Frequently Asked Questions

How does PageAgent ensure the LLM remembers previous steps?

PageAgent serializes the entire history array into an <agent_history> XML block within each prompt. This block contains previous step reflections—including the agent's self-evaluation, memory notes, and next-goal planning—giving the LLM direct access to its own reasoning chain from prior execution steps.

What is the difference between an ObservationEvent and an AgentStepEvent?

An ObservationEvent captures external state changes or system notes (such as URL navigation or wait warnings) that provide context but do not represent agent decisions. An AgentStepEvent represents a complete LLM reasoning cycle, including the reflection output, tool action taken, and token usage statistics.

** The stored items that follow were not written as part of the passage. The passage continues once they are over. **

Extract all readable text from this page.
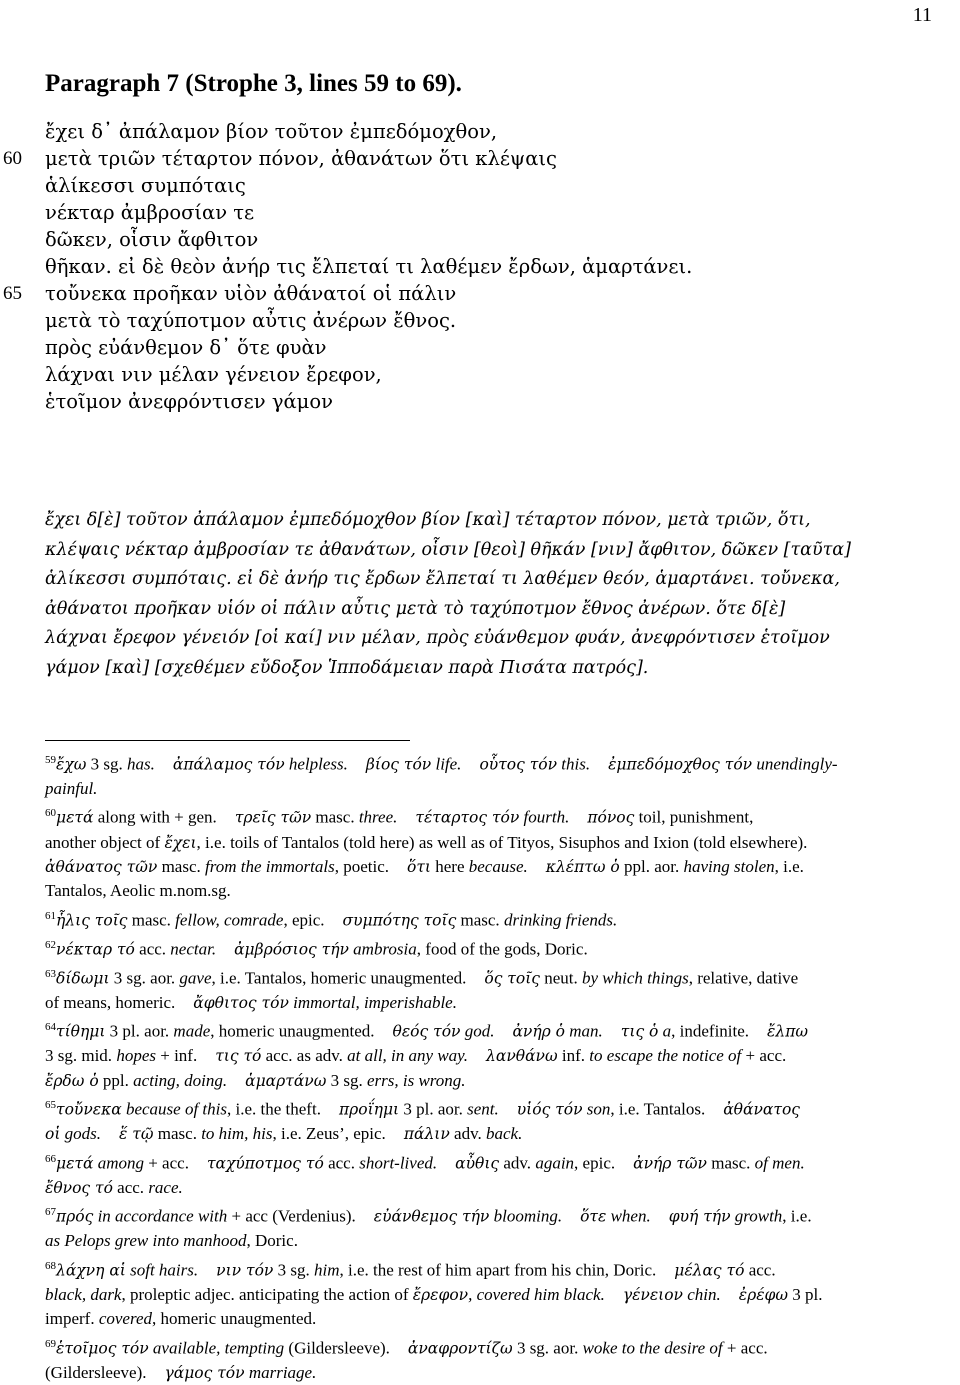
11
Paragraph 7 (Strophe 3, lines 59 to 69).
ἔχει δ᾽ ἀπάλαμον βίον τοῦτον ἐμπεδόμοχθον,
60 μετὰ τριῶν τέταρτον πόνον, ἀθανάτων ὅτι κλέψαις
ἁλίκεσσι συμπόταις
νέκταρ ἀμβροσίαν τε
δῶκεν, οἷσιν ἄφθιτον
θῆκαν. εἰ δὲ θεὸν ἀνήρ τις ἔλπεταί τι λαθέμεν ἔρδων, ἁμαρτάνει.
65 τοὔνεκα προῆκαν υἱὸν ἀθάνατοί οἱ πάλιν
μετὰ τὸ ταχύποτμον αὖτις ἀνέρων ἔθνος.
πρὸς εὐάνθεμον δ᾽ ὅτε φυὰν
λάχναι νιν μέλαν γένειον ἔρεφον,
ἑτοῖμον ἀνεφρόντισεν γάμον
ἔχει δ[ὲ] τοῦτον ἀπάλαμον ἐμπεδόμοχθον βίον [καὶ] τέταρτον πόνον, μετὰ τριῶν, ὅτι,
κλέψαις νέκταρ ἀμβροσίαν τε ἀθανάτων, οἷσιν [θεοὶ] θῆκάν [νιν] ἄφθιτον, δῶκεν [ταῦτα]
ἁλίκεσσι συμπόταις. εἰ δὲ ἀνήρ τις ἔρδων ἔλπεταί τι λαθέμεν θεόν, ἁμαρτάνει. τοὔνεκα,
ἀθάνατοι προῆκαν υἱόν οἱ πάλιν αὖτις μετὰ τὸ ταχύποτμον ἔθνος ἀνέρων. ὅτε δ[ὲ]
λάχναι ἔρεφον γένειόν [οἱ καί] νιν μέλαν, πρὸς εὐάνθεμον φυάν, ἀνεφρόντισεν ἑτοῖμον
γάμον [καὶ] [σχεθέμεν εὔδοξον Ἱπποδάμειαν παρὰ Πισάτα πατρός].

$^{59}$ἔχω 3 sg. has. ἀπάλαμος τόν helpless. βίος τόν life. οὗτος τόν this. ἐμπεδόμοχθος τόν unendingly-
painful.

$^{60}$μετά along with + gen. τρεῖς τῶν masc. three. τέταρτος τόν fourth. πόνος toil, punishment,
another object of ἔχει, i.e. toils of Tantalos (told here) as well as of Tityos, Sisuphos and Ixion (told elsewhere).
ἀθάνατος τῶν masc. from the immortals, poetic. ὅτι here because. κλέπτω ὁ ppl. aor. having stolen, i.e.
Tantalos, Aeolic m.nom.sg.

$^{61}$ἧλις τοῖς masc. fellow, comrade, epic. συμπότης τοῖς masc. drinking friends.

$^{62}$νέκταρ τό acc. nectar. ἀμβρόσιος τήν ambrosia, food of the gods, Doric.

$^{63}$δίδωμι 3 sg. aor. gave, i.e. Tantalos, homeric unaugmented. ὅς τοῖς neut. by which things, relative, dative
of means, homeric. ἄφθιτος τόν immortal, imperishable.

$^{64}$τίθημι 3 pl. aor. made, homeric unaugmented. θεός τόν god. ἀνήρ ὁ man. τις ὁ a, indefinite. ἔλπω
3 sg. mid. hopes + inf. τις τό acc. as adv. at all, in any way. λανθάνω inf. to escape the notice of + acc.
ἔρδω ὁ ppl. acting, doing. ἁμαρτάνω 3 sg. errs, is wrong.

$^{65}$τοὔνεκα because of this, i.e. the theft. προΐημι 3 pl. aor. sent. υἱός τόν son, i.e. Tantalos. ἀθάνατος
οἱ gods. ἕ τῷ masc. to him, his, i.e. Zeus’, epic. πάλιν adv. back.

$^{66}$μετά among + acc. ταχύποτμος τό acc. short-lived. αὖθις adv. again, epic. ἀνήρ τῶν masc. of men.
ἔθνος τό acc. race.

$^{67}$πρός in accordance with + acc (Verdenius). εὐάνθεμος τήν blooming. ὅτε when. φυή τήν growth, i.e.
as Pelops grew into manhood, Doric.

$^{68}$λάχνη αἱ soft hairs. νιν τόν 3 sg. him, i.e. the rest of him apart from his chin, Doric. μέλας τό acc.
black, dark, proleptic adjec. anticipating the action of ἔρεφον, covered him black. γένειον chin. ἐρέφω 3 pl.
imperf. covered, homeric unaugmented.

$^{69}$ἑτοῖμος τόν available, tempting (Gildersleeve). ἀναφροντίζω 3 sg. aor. woke to the desire of + acc.
(Gildersleeve). γάμος τόν marriage.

Can custom tools modify the agent's memory?

Yes. Custom tools can call this.pushObservation() to append ObservationEvent entries to the history. These observations persist across steps and appear in subsequent LLM prompts within the <agent_history> block, allowing tools to inject domain-specific context into the agent's memory.

Why are retry and error events excluded from LLM context?

Retry events (RetryEvent) and fatal errors (AgentErrorEvent) are recorded in history for debugging and UI display purposes, but intentionally omitted from the <agent_history> prompt block. This exclusion prevents the LLM from incorporating transient failure loops or error states into its permanent reasoning context, maintaining focus on successful execution trajectories.